Claude-Michel Salamin : A l’image de notre société, il est vrai qu’il n’est pas facile de faire cohabiter différentes cultures et je ne vous cache pas que tout n’a pas été simple, mais nous aimons les défis ! Toutefois, cette fusion ne s’est pas faite en 6 mois et notre démarche entrepreneuriale qui a démarré il y a plus de 3 ans nous a permis d’anticiper ce risque.
La première mesure prise a été d’impliquer activement les collaborateurs à l’élaboration du projet. Ainsi, une vingtaine d’employés de toutes les sociétés ont participé aux réflexions, échanges et ont construit la nouvelle organisation. Ce groupe de travail a permis de renforcer l’adhésion des collaborateurs à ce projet d’envergure.

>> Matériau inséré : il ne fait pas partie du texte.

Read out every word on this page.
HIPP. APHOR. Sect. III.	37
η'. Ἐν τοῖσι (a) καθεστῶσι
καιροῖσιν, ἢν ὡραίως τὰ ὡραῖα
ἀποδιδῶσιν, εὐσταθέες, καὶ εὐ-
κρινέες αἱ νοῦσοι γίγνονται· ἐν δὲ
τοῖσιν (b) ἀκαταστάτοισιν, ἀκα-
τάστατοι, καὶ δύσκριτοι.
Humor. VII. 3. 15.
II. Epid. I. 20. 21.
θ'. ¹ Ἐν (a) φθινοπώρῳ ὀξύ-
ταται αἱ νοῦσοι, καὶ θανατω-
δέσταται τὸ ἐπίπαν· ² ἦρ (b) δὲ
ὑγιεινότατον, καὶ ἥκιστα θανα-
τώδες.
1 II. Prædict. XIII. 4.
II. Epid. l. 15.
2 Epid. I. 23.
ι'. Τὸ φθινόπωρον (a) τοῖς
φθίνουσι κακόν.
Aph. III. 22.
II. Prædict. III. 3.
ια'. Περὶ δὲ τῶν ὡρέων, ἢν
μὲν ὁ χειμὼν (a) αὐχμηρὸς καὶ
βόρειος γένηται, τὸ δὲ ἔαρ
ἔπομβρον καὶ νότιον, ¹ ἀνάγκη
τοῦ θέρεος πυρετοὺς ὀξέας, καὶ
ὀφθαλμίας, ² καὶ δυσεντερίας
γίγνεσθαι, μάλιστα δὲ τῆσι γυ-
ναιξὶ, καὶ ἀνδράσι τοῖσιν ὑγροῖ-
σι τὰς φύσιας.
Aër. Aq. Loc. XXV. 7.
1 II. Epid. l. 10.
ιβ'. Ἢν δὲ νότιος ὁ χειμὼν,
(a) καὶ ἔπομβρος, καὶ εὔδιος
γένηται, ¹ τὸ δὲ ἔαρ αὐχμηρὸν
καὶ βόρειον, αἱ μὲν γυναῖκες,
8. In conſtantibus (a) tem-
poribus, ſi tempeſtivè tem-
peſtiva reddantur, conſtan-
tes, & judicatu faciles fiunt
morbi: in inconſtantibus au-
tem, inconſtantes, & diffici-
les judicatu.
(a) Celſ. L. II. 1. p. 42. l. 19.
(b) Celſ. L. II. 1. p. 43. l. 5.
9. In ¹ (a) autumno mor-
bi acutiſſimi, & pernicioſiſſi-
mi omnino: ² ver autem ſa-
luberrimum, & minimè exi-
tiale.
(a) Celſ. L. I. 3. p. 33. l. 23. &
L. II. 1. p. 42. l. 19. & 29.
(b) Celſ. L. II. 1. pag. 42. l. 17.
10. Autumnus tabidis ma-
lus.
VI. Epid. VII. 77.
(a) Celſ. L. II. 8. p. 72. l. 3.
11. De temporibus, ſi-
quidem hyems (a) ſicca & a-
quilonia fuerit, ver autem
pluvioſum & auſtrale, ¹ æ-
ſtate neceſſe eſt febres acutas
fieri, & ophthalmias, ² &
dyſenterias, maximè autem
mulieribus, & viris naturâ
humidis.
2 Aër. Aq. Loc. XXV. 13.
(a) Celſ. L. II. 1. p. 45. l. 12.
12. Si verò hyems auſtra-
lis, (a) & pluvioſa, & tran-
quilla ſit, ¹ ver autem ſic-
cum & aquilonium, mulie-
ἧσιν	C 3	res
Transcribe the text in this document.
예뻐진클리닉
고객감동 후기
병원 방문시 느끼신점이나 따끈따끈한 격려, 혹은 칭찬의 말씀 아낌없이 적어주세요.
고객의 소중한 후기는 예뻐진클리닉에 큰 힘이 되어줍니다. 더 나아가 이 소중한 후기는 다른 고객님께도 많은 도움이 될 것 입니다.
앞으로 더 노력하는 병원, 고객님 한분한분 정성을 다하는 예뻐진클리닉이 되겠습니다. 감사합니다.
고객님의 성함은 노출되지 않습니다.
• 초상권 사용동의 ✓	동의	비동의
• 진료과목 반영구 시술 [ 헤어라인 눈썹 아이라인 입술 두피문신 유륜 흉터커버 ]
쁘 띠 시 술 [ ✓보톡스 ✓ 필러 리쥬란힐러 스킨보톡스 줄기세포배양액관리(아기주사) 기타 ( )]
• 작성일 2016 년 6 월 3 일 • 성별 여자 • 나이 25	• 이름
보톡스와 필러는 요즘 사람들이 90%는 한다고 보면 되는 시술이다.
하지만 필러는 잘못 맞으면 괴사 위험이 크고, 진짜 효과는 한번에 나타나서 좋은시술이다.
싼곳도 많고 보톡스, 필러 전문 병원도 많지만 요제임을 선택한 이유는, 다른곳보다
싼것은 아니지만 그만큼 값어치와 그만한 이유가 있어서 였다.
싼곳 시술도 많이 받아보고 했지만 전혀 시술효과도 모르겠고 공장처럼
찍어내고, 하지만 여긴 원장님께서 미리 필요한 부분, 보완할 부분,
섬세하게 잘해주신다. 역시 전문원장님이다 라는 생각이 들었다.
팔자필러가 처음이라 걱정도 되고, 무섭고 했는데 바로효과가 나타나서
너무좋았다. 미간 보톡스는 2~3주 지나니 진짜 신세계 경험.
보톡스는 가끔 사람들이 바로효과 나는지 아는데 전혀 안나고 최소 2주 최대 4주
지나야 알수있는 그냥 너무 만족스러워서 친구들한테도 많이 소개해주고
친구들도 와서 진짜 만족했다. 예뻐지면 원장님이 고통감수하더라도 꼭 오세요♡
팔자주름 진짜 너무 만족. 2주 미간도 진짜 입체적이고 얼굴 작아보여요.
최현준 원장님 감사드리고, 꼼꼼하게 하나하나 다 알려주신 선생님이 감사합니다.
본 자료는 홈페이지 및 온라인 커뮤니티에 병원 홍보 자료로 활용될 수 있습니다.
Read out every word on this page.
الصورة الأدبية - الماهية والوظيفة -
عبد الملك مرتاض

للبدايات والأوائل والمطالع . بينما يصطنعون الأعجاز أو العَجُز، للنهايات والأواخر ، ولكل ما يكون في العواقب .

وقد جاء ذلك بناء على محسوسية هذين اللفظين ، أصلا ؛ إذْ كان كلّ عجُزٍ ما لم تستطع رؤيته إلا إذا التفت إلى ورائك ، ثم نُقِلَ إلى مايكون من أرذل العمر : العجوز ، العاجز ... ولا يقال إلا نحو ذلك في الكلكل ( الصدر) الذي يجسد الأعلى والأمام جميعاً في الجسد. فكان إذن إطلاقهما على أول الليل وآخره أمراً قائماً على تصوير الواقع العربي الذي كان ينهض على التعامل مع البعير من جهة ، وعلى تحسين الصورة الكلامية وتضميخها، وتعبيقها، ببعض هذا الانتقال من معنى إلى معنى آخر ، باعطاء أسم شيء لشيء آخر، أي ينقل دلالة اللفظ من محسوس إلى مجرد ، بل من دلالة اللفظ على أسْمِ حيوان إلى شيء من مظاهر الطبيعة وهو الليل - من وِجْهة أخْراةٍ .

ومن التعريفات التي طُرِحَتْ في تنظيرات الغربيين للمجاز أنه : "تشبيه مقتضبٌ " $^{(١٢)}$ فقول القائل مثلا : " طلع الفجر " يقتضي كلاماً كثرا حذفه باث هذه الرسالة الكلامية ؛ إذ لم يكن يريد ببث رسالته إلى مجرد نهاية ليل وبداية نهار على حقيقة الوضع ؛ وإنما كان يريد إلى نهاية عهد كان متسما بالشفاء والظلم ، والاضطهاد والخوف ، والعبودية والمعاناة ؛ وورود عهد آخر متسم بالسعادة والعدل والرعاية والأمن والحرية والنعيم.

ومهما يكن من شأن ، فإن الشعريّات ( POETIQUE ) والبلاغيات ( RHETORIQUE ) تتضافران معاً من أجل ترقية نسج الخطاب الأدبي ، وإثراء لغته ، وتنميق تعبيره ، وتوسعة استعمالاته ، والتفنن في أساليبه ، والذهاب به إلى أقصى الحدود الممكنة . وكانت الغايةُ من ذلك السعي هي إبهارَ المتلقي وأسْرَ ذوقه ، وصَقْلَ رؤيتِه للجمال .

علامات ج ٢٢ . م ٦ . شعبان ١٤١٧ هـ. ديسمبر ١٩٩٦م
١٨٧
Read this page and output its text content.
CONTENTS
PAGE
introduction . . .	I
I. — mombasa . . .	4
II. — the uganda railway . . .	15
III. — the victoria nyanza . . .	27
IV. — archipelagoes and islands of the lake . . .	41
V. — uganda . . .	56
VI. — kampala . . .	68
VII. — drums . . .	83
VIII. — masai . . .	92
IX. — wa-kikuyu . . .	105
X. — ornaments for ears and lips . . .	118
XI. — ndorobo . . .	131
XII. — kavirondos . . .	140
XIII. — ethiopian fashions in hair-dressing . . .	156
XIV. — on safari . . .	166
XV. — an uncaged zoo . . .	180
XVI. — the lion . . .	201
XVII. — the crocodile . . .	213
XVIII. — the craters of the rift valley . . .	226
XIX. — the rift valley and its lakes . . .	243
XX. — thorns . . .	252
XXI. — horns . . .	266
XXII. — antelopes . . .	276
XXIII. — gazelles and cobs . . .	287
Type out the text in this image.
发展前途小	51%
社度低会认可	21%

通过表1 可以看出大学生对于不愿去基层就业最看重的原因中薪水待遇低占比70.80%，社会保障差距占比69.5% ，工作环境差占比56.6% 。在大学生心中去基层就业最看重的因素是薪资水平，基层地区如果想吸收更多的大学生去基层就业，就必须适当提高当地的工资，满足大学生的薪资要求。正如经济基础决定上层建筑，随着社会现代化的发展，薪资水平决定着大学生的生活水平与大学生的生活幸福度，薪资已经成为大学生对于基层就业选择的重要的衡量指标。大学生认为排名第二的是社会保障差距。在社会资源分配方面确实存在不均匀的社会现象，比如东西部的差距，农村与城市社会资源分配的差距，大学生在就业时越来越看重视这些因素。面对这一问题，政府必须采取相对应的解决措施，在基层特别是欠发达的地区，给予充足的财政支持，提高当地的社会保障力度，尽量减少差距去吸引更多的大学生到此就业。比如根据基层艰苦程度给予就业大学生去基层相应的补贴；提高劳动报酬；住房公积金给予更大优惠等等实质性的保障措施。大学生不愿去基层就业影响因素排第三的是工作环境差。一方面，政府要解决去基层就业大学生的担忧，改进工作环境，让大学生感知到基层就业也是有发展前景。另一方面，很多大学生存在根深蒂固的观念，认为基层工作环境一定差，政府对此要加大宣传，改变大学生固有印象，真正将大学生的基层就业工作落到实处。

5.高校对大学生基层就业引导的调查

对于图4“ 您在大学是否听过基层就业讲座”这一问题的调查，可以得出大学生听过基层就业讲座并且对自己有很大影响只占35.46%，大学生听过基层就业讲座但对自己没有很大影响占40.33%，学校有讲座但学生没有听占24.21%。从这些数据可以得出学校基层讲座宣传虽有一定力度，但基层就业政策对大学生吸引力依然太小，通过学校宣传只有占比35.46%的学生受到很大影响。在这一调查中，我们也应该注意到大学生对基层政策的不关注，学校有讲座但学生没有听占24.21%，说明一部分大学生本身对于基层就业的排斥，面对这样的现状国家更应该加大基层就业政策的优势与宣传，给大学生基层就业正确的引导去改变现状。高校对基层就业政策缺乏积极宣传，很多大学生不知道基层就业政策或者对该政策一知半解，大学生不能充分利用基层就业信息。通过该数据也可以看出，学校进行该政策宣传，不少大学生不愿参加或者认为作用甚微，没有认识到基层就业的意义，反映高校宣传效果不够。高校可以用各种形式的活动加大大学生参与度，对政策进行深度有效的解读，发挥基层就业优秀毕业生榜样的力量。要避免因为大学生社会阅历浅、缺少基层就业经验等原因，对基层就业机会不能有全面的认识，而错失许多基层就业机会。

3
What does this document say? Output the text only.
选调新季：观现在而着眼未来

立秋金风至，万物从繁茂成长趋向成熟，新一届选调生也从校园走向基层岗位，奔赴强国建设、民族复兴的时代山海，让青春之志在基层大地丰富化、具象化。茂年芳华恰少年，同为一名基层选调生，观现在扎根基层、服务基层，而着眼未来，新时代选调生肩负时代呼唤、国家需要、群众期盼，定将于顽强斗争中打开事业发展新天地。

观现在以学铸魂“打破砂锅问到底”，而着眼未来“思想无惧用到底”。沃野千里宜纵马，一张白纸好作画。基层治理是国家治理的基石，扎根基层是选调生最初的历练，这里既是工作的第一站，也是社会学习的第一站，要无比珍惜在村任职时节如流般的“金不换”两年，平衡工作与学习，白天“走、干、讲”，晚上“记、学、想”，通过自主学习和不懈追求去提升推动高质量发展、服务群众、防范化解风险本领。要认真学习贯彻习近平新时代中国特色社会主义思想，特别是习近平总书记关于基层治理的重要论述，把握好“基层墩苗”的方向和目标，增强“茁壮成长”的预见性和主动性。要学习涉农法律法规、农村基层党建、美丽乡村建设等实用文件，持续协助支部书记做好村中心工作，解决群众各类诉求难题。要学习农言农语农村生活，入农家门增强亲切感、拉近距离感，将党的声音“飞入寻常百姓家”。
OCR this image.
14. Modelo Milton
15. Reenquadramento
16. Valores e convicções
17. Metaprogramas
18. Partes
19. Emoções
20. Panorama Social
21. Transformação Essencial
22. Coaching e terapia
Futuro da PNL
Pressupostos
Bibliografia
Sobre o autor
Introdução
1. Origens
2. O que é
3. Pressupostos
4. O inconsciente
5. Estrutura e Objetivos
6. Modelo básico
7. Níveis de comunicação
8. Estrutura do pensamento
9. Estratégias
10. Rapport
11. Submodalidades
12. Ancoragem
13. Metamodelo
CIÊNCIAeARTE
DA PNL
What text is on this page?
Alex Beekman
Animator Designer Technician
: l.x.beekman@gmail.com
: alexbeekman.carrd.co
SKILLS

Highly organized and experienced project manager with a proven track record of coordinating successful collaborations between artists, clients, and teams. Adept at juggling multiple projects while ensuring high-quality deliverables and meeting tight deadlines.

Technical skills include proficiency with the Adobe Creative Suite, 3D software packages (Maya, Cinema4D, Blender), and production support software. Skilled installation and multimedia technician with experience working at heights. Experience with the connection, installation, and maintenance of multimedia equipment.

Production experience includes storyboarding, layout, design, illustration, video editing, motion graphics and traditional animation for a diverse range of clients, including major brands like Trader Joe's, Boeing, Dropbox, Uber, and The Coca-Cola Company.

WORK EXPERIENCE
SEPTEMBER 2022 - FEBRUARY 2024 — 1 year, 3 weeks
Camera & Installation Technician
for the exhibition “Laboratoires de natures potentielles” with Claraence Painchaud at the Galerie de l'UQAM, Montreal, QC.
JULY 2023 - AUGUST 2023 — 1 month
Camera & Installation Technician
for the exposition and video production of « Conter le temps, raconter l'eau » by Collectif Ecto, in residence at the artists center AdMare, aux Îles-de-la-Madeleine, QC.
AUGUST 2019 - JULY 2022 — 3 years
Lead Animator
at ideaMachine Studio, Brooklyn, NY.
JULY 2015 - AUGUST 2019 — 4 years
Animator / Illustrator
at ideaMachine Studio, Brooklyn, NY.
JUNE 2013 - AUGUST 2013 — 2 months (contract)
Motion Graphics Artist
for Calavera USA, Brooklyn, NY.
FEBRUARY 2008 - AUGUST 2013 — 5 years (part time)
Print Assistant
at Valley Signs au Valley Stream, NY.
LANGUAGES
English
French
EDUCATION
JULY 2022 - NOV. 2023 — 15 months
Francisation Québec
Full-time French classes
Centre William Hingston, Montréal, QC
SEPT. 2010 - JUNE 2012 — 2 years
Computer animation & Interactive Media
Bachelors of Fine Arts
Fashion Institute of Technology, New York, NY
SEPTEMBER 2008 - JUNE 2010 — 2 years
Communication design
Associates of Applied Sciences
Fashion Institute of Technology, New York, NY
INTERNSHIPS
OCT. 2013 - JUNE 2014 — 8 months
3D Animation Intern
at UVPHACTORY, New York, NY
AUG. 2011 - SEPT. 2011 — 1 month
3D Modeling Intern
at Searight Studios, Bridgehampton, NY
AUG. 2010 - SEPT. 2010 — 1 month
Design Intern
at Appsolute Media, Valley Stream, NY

De plus, l’organisation transverse imaginée, trans-sociétés et transfrontalière, a fortement contribué à la création d’une culture commune. Nos équipes, multi-sites et multi-pays, collaborent au quotidien ce qui permet d’avoir une vue unique et un seul esprit d’entreprise.
Finalement, nous avons fait un effort conséquent en termes de communication. Chaque individu a eu la possibilité de se positionner et de s’exprimer face aux changements, ce qui a évité bon nombre de frustrations. De plus, cette fusion a offert à la majorité de nos collaborateurs des perspectives d’évolution de carrière intéressante qui a également contribué à la réussite de ce projet.
Monde Economique Plusieurs SSII installées sur les différents marchés que vous convoitez en Europe, ont dû ouvrir des unités de recherche et de production dans des pays comme le Maroc afin de réduire leurs coûts de production. Pensez-vous pouvoir rester compétitifs face à ces concurrents ?
Claude-Michel Salamin : Nous avons depuis 2010 une équipe de production Offshore basée au Vietnam. Cette équipe complète notre force de production en Europe. Notre motivation première était de compenser les difficultés que nous rencontrions à recruter du fait du manque de développeurs sur le marché de l’emploi. Monter une équipe de développeurs de même force en termes de nombre et de compétences aurait été tout simplement impossible dans un délai raisonnable.
Pour répondre à votre question, nous pensons donc que notre organisation et plus particulièrement nos équipes de production, locales et offshore qui collaborent quotidiennement, nous permettent parfaitement de rester compétitifs sur notre marché.
Monde Economique On dit qu’il faut beaucoup de temps pour finaliser un regroupement d’entreprises. Après un an d’existence pensez-vous que les différentes composantes du Groupe T2I sont fins prêtes pour partir à la conquête de l’Union européenne ?
Claude-Michel Salamin : A l’heure actuelle, nous ne sommes pas totalement prêts pour adresser de nouveaux pays. Il est important de finaliser notre regroupement d’entreprises. Notre planification prévoyait une phase de mise en œuvre de janvier 2014 à septembre 2015, nous sommes aujourd’hui très satisfaits de constater que nous respectons nos délais. Cela ne veut pas dire que tout est parfait mais nous travaillons depuis plus d’un an avec succès sur la mise en place de cette organisation au travers de procédures et processus communs.
Passé cette phase de mise en œuvre, il faudra continuer à cimenter et consolider cette nouvelle structure en avançant progressivement étape par étape.
Nous avons toutefois déjà posé quelques briques de réflexion sur l’élargissement de notre activité vers de nouveaux marchés francophones comme la Belgique et le Luxembourg. La démarche sera portée différemment en fonction de nos unités d’affaires avec toujours comme stratégie d’étendre la distribution de nos solutions et services sur l’ensemble du territoire où nous sommes actuellement présents et d’élargir notre activité vers de nouveaux pays francophones.